Established in 1994, this award is given to the person or persons who have demonstrated special determination to promote and develop major projects and initiatives that are instrumental in furthering the GNSI’s mission, and that required a special determination to pursue into being. This year we are pleased to present the Special Projects Award to Joel Floyd for his role in steering us through the turbulent waters of pandemic conferencing.
As Chair of the Conference Oversight Committee in early 2020, Joel was about ready to hang up his hat and sail into retirement when widespread quarantine orders dashed our plans just weeks before we were to open registration for our 52nd annual conference in Salt Lake City, UT. Without missing a beat, Joel deftly switched to steering our ship into virtual waters.

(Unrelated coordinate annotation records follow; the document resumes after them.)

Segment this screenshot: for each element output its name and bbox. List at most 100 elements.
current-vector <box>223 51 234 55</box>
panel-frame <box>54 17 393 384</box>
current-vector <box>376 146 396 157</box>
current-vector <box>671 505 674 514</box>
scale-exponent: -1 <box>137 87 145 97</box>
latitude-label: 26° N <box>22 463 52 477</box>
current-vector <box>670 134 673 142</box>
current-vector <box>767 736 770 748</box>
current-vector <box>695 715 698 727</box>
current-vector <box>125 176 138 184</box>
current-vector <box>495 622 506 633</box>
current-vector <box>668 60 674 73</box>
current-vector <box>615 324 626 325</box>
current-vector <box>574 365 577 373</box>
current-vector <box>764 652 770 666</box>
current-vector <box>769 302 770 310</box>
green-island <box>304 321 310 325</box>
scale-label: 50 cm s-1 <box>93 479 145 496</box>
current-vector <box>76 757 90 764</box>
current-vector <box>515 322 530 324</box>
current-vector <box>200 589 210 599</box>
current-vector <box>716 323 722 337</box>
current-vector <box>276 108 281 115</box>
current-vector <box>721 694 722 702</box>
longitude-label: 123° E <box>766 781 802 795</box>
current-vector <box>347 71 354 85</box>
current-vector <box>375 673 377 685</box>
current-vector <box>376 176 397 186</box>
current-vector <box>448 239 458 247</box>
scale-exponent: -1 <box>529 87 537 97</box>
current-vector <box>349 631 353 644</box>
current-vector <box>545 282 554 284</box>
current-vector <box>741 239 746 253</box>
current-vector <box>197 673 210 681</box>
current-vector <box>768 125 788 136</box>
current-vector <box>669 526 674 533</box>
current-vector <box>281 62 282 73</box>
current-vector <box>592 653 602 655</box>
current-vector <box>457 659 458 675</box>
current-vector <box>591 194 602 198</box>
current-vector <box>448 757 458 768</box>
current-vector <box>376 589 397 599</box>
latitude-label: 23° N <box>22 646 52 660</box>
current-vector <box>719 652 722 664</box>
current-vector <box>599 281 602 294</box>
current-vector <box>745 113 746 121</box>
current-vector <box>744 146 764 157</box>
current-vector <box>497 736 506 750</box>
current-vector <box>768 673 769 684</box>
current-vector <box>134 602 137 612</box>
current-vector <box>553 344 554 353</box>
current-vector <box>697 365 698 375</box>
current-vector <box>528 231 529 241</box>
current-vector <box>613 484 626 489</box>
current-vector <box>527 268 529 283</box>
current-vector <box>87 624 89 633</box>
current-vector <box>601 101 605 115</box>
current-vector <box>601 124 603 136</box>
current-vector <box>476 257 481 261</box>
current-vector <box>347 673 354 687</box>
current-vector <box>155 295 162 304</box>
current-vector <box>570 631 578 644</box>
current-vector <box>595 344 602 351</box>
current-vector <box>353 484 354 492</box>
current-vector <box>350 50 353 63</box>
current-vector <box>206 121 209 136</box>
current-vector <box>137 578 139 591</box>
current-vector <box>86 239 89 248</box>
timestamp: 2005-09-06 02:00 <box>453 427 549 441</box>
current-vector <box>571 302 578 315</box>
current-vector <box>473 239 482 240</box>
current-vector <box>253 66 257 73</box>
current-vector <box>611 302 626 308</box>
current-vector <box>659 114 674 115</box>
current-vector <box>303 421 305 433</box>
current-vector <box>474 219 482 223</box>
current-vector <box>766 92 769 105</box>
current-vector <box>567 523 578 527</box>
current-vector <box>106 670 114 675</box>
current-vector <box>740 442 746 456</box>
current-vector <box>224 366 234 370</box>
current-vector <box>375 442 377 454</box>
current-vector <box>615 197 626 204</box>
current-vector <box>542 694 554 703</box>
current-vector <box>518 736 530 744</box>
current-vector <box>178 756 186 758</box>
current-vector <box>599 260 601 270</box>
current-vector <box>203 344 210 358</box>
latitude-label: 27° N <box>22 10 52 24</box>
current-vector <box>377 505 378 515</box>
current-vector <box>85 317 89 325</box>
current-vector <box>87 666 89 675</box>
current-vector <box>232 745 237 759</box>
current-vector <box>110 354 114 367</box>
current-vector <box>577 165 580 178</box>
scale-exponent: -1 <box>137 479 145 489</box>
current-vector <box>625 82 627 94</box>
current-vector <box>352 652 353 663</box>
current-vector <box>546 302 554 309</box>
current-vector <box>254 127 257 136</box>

He instituted weekly meetings, kept everyone on task, identified holes that needed plugging, and was the steady organizational hand we needed amidst turmoil and uncertainty. The end result was a highly successful and totally innovative conference that was pulled together in just four months. When we asked him to rinse and repeat for 2021, he did so with his characteristic grace and determination.
As it turns out, both virtual conferences set attendance records and became models for accessibility, affordability, and international reach. We are profoundly grateful to Joel for helping us not just survive, but to thrive in the face of adversity, and help usher in a new chapter of online engagement for the Guild.
Thank you, Joel!
About Joel
Joel caught the “bug” for science illustration as an undergrad at Northern Arizona University in Flagstaff when a museum curator noticed he could draw and asked him to illustrate entomological specimens. Later while pursuing an MS degree in entomology at the University of Arizona in Tucson, he enrolled in Don Sayner’s scientific illustration classes and illustrated a book on venomous animals of Arizona. He also took several classes from Jerry Hodge at the Scottsdale Artists School and learned a variety of techniques from many GNSI workshops at conferences.
Joel worked for a regulatory agency in the US Department of Agriculture for thirty-five years where he was an insect and plant disease identifier at international ports of entry, and later managed national invasive species programs, emergency programs, and plant pest diagnostics coordination. All along Joel has done freelance work for various nonprofit organizations, government agencies, publishers, and museums. He has taught natural science illustration at Montgomery College in Maryland, held drawing workshops for young people, and completed a large-scale indoor mural. Before the pandemic, he volunteered for several years at the Smithsonian’s National Museum of Natural history, assisting in maintenance of the entomology department’s insect illustration archive.
Joel has been a member of the GNSI since 1981 and he served as President of the GNSI DC Chapter from 2015 – 2017. Prior to serving as Chair of the Conference Oversight Committee from 2019 – 2021, Joel chaired GNSI’s 50th anniversary conference in 2018 in our founding city: Washington, D.C.
This open-access article appears in the Journal of Natural Science Illustration, Vol. 54 No. 1, 2022.